Luglio 22, 2018   Maria Rosaria Cofano
 
… quando ho iniziato a scrivere "PROGENIE DEGENERE", ero ancora su un altro romanzo (che poi ho pubblicato con la Bastogi, dal titolo "NORA DAREN – il Corpo, il suo Supplizio"), e l’ho vissuto, subìto, come una sorta di flaschback; dunque la brevità frammentata del racconto e l’incognita del senso. Ho sempre avuto una predilezione per i racconti atemporali, di quelli capaci di raccontare più l’emozione di uno spazio. La mia scrittura non è indubbiamente facile. Amo scrivere e lo faccio quasi in maniera animalesca. Non ho paura della verità, tantomeno di raccontarla. Sono cresciuta con letture di autori datati e direi quasi per niente contemporanei, per poi smettere di leggere, quando la scrittura dentro di me premeva, affinché le dessi forma. Mi rendo conto che tutto non possa piacerci completamente e preferisco quello che non mi piace, quanto sia diverso da me e paradossalmente nella scrittura trovarlo affine.

martedì 4 luglio 2017

Progenie degenere... un desiderio consumato nel male.

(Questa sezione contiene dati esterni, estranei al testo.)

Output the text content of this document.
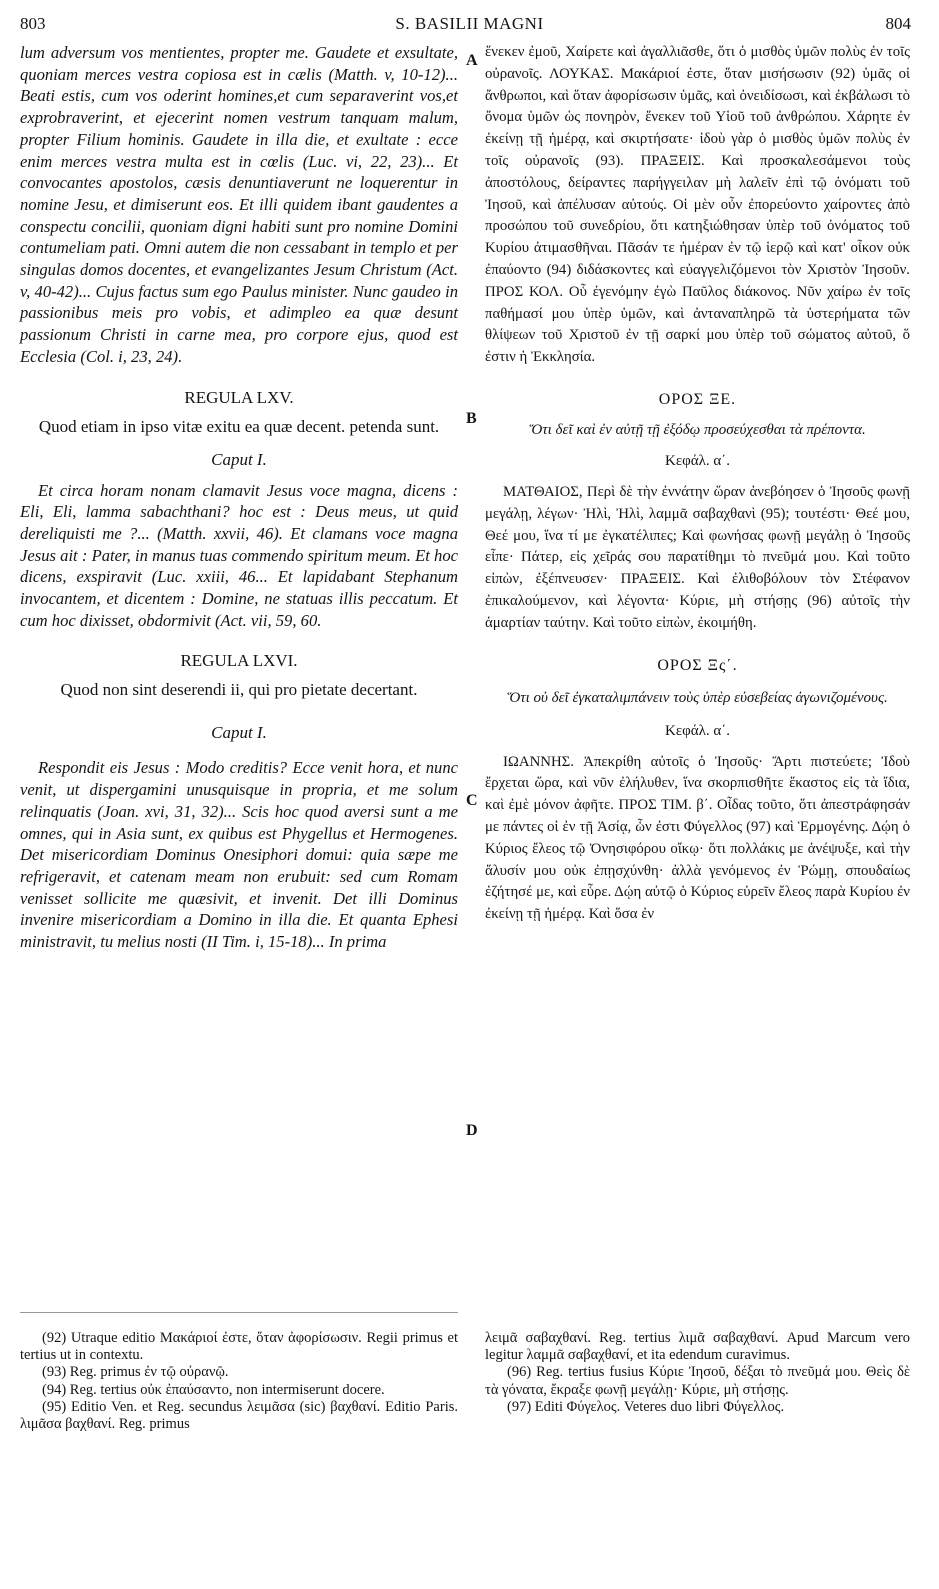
803	S. BASILII MAGNI	804

lum adversum vos mentientes, propter me. Gaudete et exsultate, quoniam merces vestra copiosa est in cælis (Matth. v, 10-12)... Beati estis, cum vos oderint homines,et cum separaverint vos,et exprobraverint, et ejecerint nomen vestrum tanquam malum, propter Filium hominis. Gaudete in illa die, et exultate : ecce enim merces vestra multa est in cœlis (Luc. vi, 22, 23)... Et convocantes apostolos, cæsis denuntiaverunt ne loquerentur in nomine Jesu, et dimiserunt eos. Et illi quidem ibant gaudentes a conspectu concilii, quoniam digni habiti sunt pro nomine Domini contumeliam pati. Omni autem die non cessabant in templo et per singulas domos docentes, et evangelizantes Jesum Christum (Act. v, 40-42)... Cujus factus sum ego Paulus minister. Nunc gaudeo in passionibus meis pro vobis, et adimpleo ea quæ desunt passionum Christi in carne mea, pro corpore ejus, quod est Ecclesia (Col. i, 23, 24).

REGULA LXV.

Quod etiam in ipso vitæ exitu ea quæ decent. petenda sunt.

Caput I.

Et circa horam nonam clamavit Jesus voce magna, dicens : Eli, Eli, lamma sabachthani? hoc est : Deus meus, ut quid dereliquisti me ?... (Matth. xxvii, 46). Et clamans voce magna Jesus ait : Pater, in manus tuas commendo spiritum meum. Et hoc dicens, exspiravit (Luc. xxiii, 46... Et lapidabant Stephanum invocantem, et dicentem : Domine, ne statuas illis peccatum. Et cum hoc dixisset, obdormivit (Act. vii, 59, 60.

REGULA LXVI.

Quod non sint deserendi ii, qui pro pietate decertant.

Caput I.

Respondit eis Jesus : Modo creditis? Ecce venit hora, et nunc venit, ut dispergamini unusquisque in propria, et me solum relinquatis (Joan. xvi, 31, 32)... Scis hoc quod aversi sunt a me omnes, qui in Asia sunt, ex quibus est Phygellus et Hermogenes. Det misericordiam Dominus Onesiphori domui: quia sæpe me refrigeravit, et catenam meam non erubuit: sed cum Romam venisset sollicite me quæsivit, et invenit. Det illi Dominus invenire misericordiam a Domino in illa die. Et quanta Ephesi ministravit, tu melius nosti (II Tim. i, 15-18)... In prima

A
B
C
D

ἕνεκεν ἐμοῦ, Χαίρετε καὶ ἀγαλλιᾶσθε, ὅτι ὁ μισθὸς ὑμῶν πολὺς ἐν τοῖς οὐρανοῖς. ΛΟΥΚΑΣ. Μακάριοί ἐστε, ὅταν μισήσωσιν (92) ὑμᾶς οἱ ἄνθρωποι, καὶ ὅταν ἀφορίσωσιν ὑμᾶς, καὶ ὀνειδίσωσι, καὶ ἐκβάλωσι τὸ ὄνομα ὑμῶν ὡς πονηρὸν, ἕνεκεν τοῦ Υἱοῦ τοῦ ἀνθρώπου. Χάρητε ἐν ἐκείνῃ τῇ ἡμέρᾳ, καὶ σκιρτήσατε· ἰδοὺ γὰρ ὁ μισθὸς ὑμῶν πολὺς ἐν τοῖς οὐρανοῖς (93). ΠΡΑΞΕΙΣ. Καὶ προσκαλεσάμενοι τοὺς ἀποστόλους, δείραντες παρήγγειλαν μὴ λαλεῖν ἐπὶ τῷ ὀνόματι τοῦ Ἰησοῦ, καὶ ἀπέλυσαν αὐτούς. Οἱ μὲν οὖν ἐπορεύοντο χαίροντες ἀπὸ προσώπου τοῦ συνεδρίου, ὅτι κατηξιώθησαν ὑπὲρ τοῦ ὀνόματος τοῦ Κυρίου ἀτιμασθῆναι. Πᾶσάν τε ἡμέραν ἐν τῷ ἱερῷ καὶ κατ' οἶκον οὐκ ἐπαύοντο (94) διδάσκοντες καὶ εὐαγγελιζόμενοι τὸν Χριστὸν Ἰησοῦν. ΠΡΟΣ ΚΟΛ. Οὗ ἐγενόμην ἐγὼ Παῦλος διάκονος. Νῦν χαίρω ἐν τοῖς παθήμασί μου ὑπὲρ ὑμῶν, καὶ ἀνταναπληρῶ τὰ ὑστερήματα τῶν θλίψεων τοῦ Χριστοῦ ἐν τῇ σαρκί μου ὑπὲρ τοῦ σώματος αὐτοῦ, ὅ ἐστιν ἡ Ἐκκλησία.

ΟΡΟΣ ΞΕ.

Ὅτι δεῖ καὶ ἐν αὐτῇ τῇ ἐξόδῳ προσεύχεσθαι τὰ πρέποντα.

Κεφάλ. α΄.

ΜΑΤΘΑΙΟΣ, Περὶ δὲ τὴν ἐννάτην ὥραν ἀνεβόησεν ὁ Ἰησοῦς φωνῇ μεγάλῃ, λέγων· Ἠλὶ, Ἠλὶ, λαμμᾶ σαβαχθανὶ (95); τουτέστι· Θεέ μου, Θεέ μου, ἵνα τί με ἐγκατέλιπες; Καὶ φωνήσας φωνῇ μεγάλῃ ὁ Ἰησοῦς εἶπε· Πάτερ, εἰς χεῖράς σου παρατίθημι τὸ πνεῦμά μου. Καὶ τοῦτο εἰπὼν, ἐξέπνευσεν· ΠΡΑΞΕΙΣ. Καὶ ἐλιθοβόλουν τὸν Στέφανον ἐπικαλούμενον, καὶ λέγοντα· Κύριε, μὴ στήσῃς (96) αὐτοῖς τὴν ἁμαρτίαν ταύτην. Καὶ τοῦτο εἰπὼν, ἐκοιμήθη.

ΟΡΟΣ Ξς΄.

Ὅτι οὐ δεῖ ἐγκαταλιμπάνειν τοὺς ὑπὲρ εὐσεβείας ἀγωνιζομένους.

Κεφάλ. α΄.

ΙΩΑΝΝΗΣ. Ἀπεκρίθη αὐτοῖς ὁ Ἰησοῦς· Ἄρτι πιστεύετε; Ἰδοὺ ἔρχεται ὥρα, καὶ νῦν ἐλήλυθεν, ἵνα σκορπισθῆτε ἕκαστος εἰς τὰ ἴδια, καὶ ἐμὲ μόνον ἀφῆτε. ΠΡΟΣ ΤΙΜ. β΄. Οἶδας τοῦτο, ὅτι ἀπεστράφησάν με πάντες οἱ ἐν τῇ Ἀσίᾳ, ὧν ἐστι Φύγελλος (97) καὶ Ἑρμογένης. Δῴη ὁ Κύριος ἔλεος τῷ Ὀνησιφόρου οἴκῳ· ὅτι πολλάκις με ἀνέψυξε, καὶ τὴν ἅλυσίν μου οὐκ ἐπῃσχύνθη· ἀλλὰ γενόμενος ἐν Ῥώμῃ, σπουδαίως ἐζήτησέ με, καὶ εὗρε. Δῴη αὐτῷ ὁ Κύριος εὑρεῖν ἔλεος παρὰ Κυρίου ἐν ἐκείνῃ τῇ ἡμέρᾳ. Καὶ ὅσα ἐν

(92) Utraque editio Μακάριοί ἐστε, ὅταν ἀφορίσωσιν. Regii primus et tertius ut in contextu.

(93) Reg. primus ἐν τῷ οὐρανῷ.

(94) Reg. tertius οὐκ ἐπαύσαντο, non intermiserunt docere.

(95) Editio Ven. et Reg. secundus λειμᾶσα (sic) βαχθανί. Editio Paris. λιμᾶσα βαχθανί. Reg. primus

λειμᾶ σαβαχθανί. Reg. tertius λιμᾶ σαβαχθανί. Apud Marcum vero legitur λαμμᾶ σαβαχθανί, et ita edendum curavimus.

(96) Reg. tertius fusius Κύριε Ἰησοῦ, δέξαι τὸ πνεῦμά μου. Θεὶς δὲ τὰ γόνατα, ἔκραξε φωνῇ μεγάλῃ· Κύριε, μὴ στήσῃς.

(97) Editi Φύγελος. Veteres duo libri Φύγελλος.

Una clinica in fiamme. Due ragazzi si allontanano nella notte, paradossalmente senza fretta, ad attenderli una sporca libertà e l'intenzione di un desiderio consumato nel male. Indossano la stessa e pesante camicia verde oliva, dotata di una cintola elastica, che penzola lungo la schiena senza frenare l’istinto, i passi verso il tramonto e oltre l’inferno della ragione. A guardarli sono così simili. Entrambi con la testa rasata. La statura media di Ela è pressappoco quella di Samuel, neanche lo dissocia per ossuta corporatura, lentezza, tantomeno distinzione sessuale; ma sono di spalle, una sorta di specchietto per le allodole, perché ad invertire il punto di vista bisogna armarsi di coraggio. Tutto cambia irreparabilmente e non riferito alla mera constatazione del brutto - assolutamente opinabile, soggettivo - quanto alla percezione di un sinistro presentimento che danno. Lei, adolescente disturbata, dalla gestualità infantile, silenziosa e apparentemente indifesa. Ha grandi occhi neri e sguardo livido di una sensazione impronunciabile. I tratti spigolosi e il naso irregolare si addolciscono lungo la bocca carnosa, da cui inizia una lunga cicatrice, che supera il mento fino a perdersi dietro l’orecchio destro, a formare l’incompleto segno dell’infinito: la lettera “S”. Per Samuel non deturpa, non vìola la bella pelle dell’unica creatura capace di rendere desiderio raggiungibile la debolezza, il calore che rifugge come madrileno affetto da albinismo, che, nell’anomalo candore, inquieta con occhi che sembrano cangiarsi all’improvviso, scrutare e destabilizzare per una malevola gioventù. Come qualcosa di puro e oltraggiato allo stesso tempo, che i lineamenti regolari descrivono tra banalità e disturbo incontrollabile che ha, che dà di un’identità amorfa e per questo duttile, nel conformarsi mutevole alla sostanza del dolore inferto senza coscienza e che il bianco veste di indifesa paura. Un etereo letale di ventiquattro anni, mentre Ela ne ha solo quattordici.